Make the Order look weak. Could that really be it?
“He might have done more than release the Orcans. We won’t know until we get inside. ”
“We need to clear the castle,” Xan said. “Check for survivors, see if we can restore—”
“Yes, yes,” Max agreed, eyes on Vic. “We need to talk first.”
“She needs to rest,” Xan said.
“You’ll rest after,” Max told her. “We need to talk.”
“Look at her,” Xan said. “She’s dead on her feet. We can do this later.”
“There isn’t time.”
For a tense moment, Vic thought Xan might hit Max.
He glared at the older man before crossing his arms in front of his chest and standing firm beside Vic.
Max paid no attention to Xan. He watched Vic, his face torn between sympathy and curiosity.
War had finally come to the Order, and Max looked ready to fight.
“Tell me what happened.”
The Sentinels crowded in around them, eager to hear for themselves, and Vic’s voice shook as she recounted the events in the forest. A few gasped at her description of being Made, and an instant later Sarah and May pulled out of the crowd to stand next to her.

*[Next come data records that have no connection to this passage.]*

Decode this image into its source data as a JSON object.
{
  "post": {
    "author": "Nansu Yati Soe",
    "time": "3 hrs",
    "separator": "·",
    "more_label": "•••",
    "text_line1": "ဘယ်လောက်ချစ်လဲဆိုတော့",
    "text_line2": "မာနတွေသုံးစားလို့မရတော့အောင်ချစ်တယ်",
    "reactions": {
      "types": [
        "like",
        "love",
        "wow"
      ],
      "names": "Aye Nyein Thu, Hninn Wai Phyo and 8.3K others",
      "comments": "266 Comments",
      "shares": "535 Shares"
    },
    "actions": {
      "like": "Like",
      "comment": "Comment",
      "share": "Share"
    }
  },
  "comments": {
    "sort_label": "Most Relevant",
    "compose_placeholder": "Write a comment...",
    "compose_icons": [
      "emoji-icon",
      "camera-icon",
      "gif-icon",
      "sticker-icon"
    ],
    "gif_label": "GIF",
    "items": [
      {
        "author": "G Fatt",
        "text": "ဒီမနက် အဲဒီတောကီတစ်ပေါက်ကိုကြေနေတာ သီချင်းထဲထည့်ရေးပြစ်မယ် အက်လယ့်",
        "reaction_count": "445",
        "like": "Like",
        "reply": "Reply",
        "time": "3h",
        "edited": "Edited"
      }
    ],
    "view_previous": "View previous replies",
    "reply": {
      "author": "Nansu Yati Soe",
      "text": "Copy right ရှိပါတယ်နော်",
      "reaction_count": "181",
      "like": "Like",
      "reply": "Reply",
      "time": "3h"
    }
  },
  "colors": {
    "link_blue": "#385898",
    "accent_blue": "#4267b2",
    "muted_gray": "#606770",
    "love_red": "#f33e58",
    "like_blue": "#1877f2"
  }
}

Vic didn’t have the urge to cry, though she wondered if she should. She ought to sob and scream and break things. She described as much as she remembered in a torn and crinkled voice. It was the best she could do.
Max’s expression shifted from shock to horror to what she guessed was pride. Xan did not move a muscle as he stared forward, his face blank. Such a shift from the man laughing in the snow.

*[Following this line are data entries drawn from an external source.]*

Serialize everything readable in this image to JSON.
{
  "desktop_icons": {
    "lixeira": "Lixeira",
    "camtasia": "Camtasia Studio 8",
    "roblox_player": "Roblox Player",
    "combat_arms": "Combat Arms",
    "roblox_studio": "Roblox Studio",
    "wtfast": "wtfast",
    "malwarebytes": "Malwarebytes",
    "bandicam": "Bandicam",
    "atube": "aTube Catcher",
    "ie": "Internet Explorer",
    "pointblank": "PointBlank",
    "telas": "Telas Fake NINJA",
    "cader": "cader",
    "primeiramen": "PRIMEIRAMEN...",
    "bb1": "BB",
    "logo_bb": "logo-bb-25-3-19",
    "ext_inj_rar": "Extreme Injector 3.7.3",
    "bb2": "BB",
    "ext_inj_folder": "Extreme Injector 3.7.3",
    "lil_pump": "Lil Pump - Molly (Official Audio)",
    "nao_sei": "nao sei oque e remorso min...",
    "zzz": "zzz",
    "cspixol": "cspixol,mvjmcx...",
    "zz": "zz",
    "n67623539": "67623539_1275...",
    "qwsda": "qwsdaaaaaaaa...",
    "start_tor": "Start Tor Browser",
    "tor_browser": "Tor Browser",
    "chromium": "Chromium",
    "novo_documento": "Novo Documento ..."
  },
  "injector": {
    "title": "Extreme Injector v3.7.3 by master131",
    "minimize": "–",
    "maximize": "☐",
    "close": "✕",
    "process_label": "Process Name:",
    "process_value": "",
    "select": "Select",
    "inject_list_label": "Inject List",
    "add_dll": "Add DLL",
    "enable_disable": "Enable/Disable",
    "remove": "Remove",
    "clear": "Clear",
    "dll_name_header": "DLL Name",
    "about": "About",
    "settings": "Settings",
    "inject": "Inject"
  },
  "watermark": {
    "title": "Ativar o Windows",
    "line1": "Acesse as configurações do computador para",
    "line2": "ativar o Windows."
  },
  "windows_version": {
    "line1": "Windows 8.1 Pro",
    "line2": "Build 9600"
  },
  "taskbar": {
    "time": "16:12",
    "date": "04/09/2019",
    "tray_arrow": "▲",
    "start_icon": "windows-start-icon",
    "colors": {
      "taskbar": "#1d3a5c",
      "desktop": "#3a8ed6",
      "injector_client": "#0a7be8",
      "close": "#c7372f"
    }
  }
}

When she told them what had happened once she returned to the castle, angry sounds came from the gathered Sentinels.
“He’s dead,” Xan cut in when she got to the part in the Arena.

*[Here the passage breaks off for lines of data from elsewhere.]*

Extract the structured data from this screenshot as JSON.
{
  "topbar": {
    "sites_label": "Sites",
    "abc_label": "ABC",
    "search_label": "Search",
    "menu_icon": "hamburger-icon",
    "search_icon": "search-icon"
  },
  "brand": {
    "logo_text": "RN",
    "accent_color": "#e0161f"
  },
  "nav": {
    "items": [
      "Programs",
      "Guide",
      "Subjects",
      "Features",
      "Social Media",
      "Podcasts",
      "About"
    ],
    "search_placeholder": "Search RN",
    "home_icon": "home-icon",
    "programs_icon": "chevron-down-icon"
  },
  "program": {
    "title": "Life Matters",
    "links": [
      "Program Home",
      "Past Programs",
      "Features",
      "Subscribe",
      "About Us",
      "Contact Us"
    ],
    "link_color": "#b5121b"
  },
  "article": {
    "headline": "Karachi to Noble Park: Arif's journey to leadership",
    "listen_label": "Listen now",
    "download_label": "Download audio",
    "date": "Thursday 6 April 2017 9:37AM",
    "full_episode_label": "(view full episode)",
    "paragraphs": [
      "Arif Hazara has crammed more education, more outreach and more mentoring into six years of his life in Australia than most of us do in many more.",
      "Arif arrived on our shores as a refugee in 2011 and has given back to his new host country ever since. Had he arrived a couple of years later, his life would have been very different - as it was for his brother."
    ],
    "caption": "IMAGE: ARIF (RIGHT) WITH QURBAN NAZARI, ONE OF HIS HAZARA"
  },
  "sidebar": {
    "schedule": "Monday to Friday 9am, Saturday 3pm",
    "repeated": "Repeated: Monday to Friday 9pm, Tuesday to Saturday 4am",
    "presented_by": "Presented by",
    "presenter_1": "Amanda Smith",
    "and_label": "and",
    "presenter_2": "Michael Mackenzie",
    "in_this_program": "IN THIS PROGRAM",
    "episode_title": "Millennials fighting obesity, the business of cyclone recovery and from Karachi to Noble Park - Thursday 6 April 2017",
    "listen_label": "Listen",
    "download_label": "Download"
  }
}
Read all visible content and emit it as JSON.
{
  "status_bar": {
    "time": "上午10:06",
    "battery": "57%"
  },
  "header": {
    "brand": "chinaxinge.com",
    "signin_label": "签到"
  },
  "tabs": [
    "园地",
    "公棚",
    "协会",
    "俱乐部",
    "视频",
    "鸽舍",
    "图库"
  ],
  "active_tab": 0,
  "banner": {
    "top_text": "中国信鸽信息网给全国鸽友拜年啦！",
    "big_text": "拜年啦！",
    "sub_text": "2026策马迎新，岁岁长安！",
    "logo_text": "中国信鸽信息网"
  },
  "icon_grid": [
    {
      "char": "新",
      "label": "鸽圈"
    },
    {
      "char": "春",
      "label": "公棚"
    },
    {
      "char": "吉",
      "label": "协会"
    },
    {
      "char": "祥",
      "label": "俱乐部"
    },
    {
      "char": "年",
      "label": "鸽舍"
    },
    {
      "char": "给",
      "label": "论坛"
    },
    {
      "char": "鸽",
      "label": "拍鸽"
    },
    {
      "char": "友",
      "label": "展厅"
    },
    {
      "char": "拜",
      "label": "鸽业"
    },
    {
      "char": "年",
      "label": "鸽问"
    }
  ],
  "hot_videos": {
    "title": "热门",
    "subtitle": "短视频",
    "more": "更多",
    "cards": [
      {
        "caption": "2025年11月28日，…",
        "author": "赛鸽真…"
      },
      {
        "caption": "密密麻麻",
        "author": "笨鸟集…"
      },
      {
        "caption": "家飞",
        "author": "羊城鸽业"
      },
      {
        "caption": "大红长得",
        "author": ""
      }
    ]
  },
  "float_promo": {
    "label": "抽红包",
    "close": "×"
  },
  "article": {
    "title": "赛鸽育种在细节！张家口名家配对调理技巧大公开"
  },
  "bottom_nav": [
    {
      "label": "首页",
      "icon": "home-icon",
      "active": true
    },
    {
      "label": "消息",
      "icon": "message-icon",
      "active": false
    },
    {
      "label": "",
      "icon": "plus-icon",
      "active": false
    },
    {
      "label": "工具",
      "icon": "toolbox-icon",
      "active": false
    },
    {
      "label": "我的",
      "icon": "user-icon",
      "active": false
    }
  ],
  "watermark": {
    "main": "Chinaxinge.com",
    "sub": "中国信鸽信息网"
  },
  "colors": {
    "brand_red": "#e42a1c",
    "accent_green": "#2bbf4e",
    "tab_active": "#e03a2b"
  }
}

Vic shivered and a coat fell over her shoulders. She turned to see May placing it there and mumbled thanks. May’s expression sobered when their eyes met.
“Nathaniel admitted to setting the mimic on me,” Vic said. “That must be how it knew my brother’s voice.”
“I had the same thought,” Max said. “It isn’t easy, but some Orcans can be trained. Small things, like repeating a voice.”
Vic imagined Nathaniel teaching the thing in the woods to sound like her brother. Tossing it chunks of raw liver when it got the exact tenor of his cries correct. She wanted to scream.
“I assume you understand what happened to you in the woods,” Max said.
That was a strong word for it. Vic knew the name of what had happened.
She had fallen; she had been Made. She had gotten back up a different person, one who had seen death and lived to tell the tale.
But no, she didn’t understand. Vic nodded.
“Nathaniel thought Mann had me Made on purpose,” she said, and some of the Sentinels made sounds of surprise.
Max watched her carefully as he raised a single eyebrow. “It’s possible,” he said in a grim voice. “You are important to him.”
“Why?” Her voice was barely a whisper.
“Because your mother was important to him,” Max said simply. “The Order is at war. Today was a warning shot.”